The issue that drove me to this was the application to build a power station at Old Hutton just up above Kendal.

If you don’t know Old Hutton it is a lovely little village nestling in a little fold in the hills on the back road from Kendal to Kirkby Lonsdale.

When I first heard that a company was even thinking about building a power station there I thought it was a joke. I just couldn’t imagine that any company would be so stupid as to think it could build power station in what is a lovely part of the world.

In fact the actual place they planned to build wasn’t even on the Kirkby road it was down a tiny little lane just a couple of fields away from the primary school. It defies belief that any company could be so daft. But then you realise that the company behind the plans are based in London, in fact their offices are in Kensington one of the wealthier parts of what we all know is an expensive city and it all starts to make more sense.

They have had a couple of goes at getting planning permission. The first time was back in January when SLDC quite rightly turned it down. But rather than learning from this they submitted some slightly revised plans which in my opinion would have made things worse as one of the few changes they made was to reduce the height of the smoke stacks by three metres.

Admittedly this would have made it slightly less of an eyesore but it would still have been an eyesore. Added to which it would have meant that the chimneys would have been less effective at carrying the fumes away from the village and the school.

Fortunately the planning committee rejected the plans. I would like to think that my contribution made some difference but what I think really drove things was the amazing campaign by local residents.

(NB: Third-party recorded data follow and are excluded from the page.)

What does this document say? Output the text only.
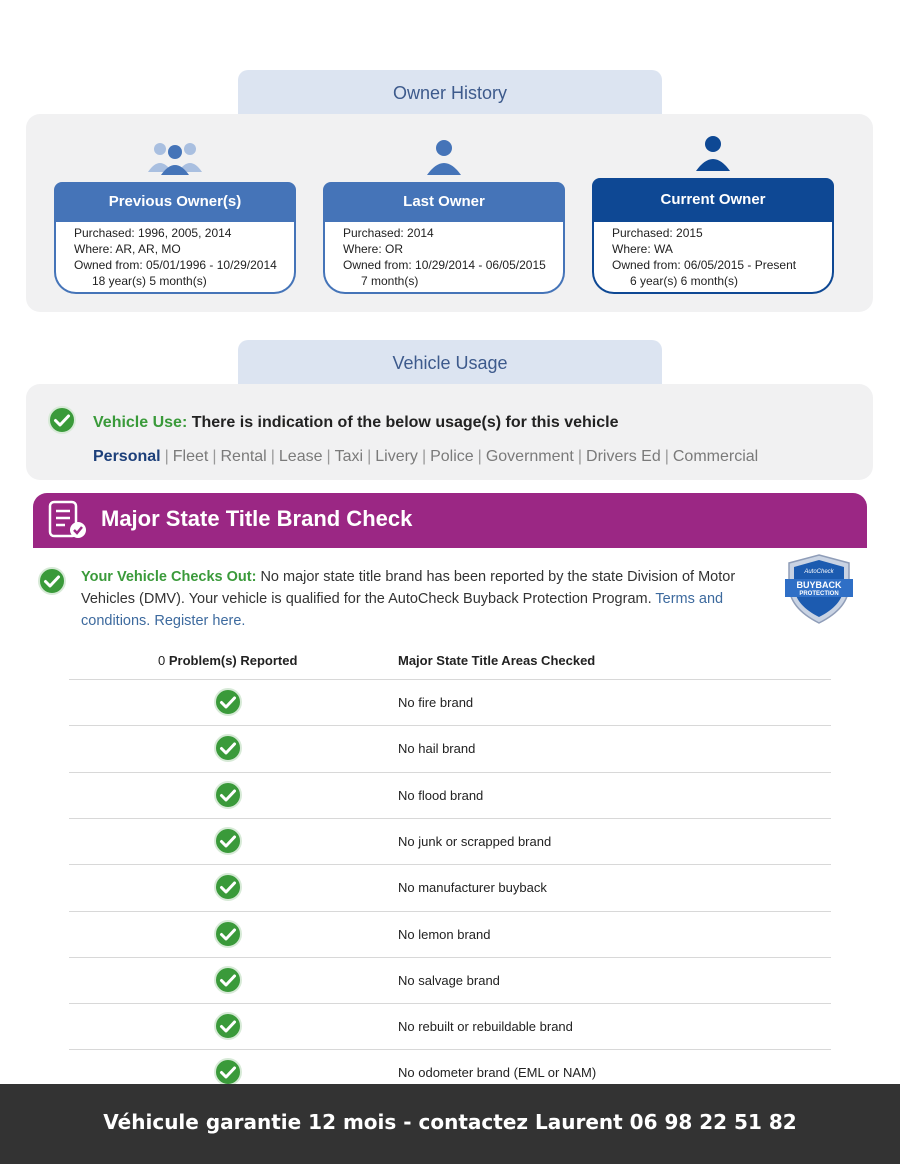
Owner History
Previous Owner(s)
Purchased: 1996, 2005, 2014
Where: AR, AR, MO
Owned from: 05/01/1996 - 10/29/2014
18 year(s) 5 month(s)
Last Owner
Purchased: 2014
Where: OR
Owned from: 10/29/2014 - 06/05/2015
7 month(s)
Current Owner
Purchased: 2015
Where: WA
Owned from: 06/05/2015 - Present
6 year(s) 6 month(s)
Vehicle Usage
Vehicle Use: There is indication of the below usage(s) for this vehicle
Personal | Fleet | Rental | Lease | Taxi | Livery | Police | Government | Drivers Ed | Commercial
Major State Title Brand Check
Your Vehicle Checks Out: No major state title brand has been reported by the state Division of Motor Vehicles (DMV). Your vehicle is qualified for the AutoCheck Buyback Protection Program. Terms and conditions. Register here.
AutoCheck
BUYBACK
PROTECTION
0 Problem(s) Reported	Major State Title Areas Checked
No fire brand
No hail brand
No flood brand
No junk or scrapped brand
No manufacturer buyback
No lemon brand
No salvage brand
No rebuilt or rebuildable brand
No odometer brand (EML or NAM)
Véhicule garantie 12 mois - contactez Laurent 06 98 22 51 82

But the really worrying thing is the way that companies like this one play the planning rules. The plan was just smaller than the size that would have meant that it needed national consideration which would have been much more expensive for them. Added to this there were a few members of the committee who voted in favour of the proposal but what drove them was not so much a belief that this was a good idea but fear about the costs that would be incurred by you and me as council tax payers if they decide to appeal the decision. That is simply wrong.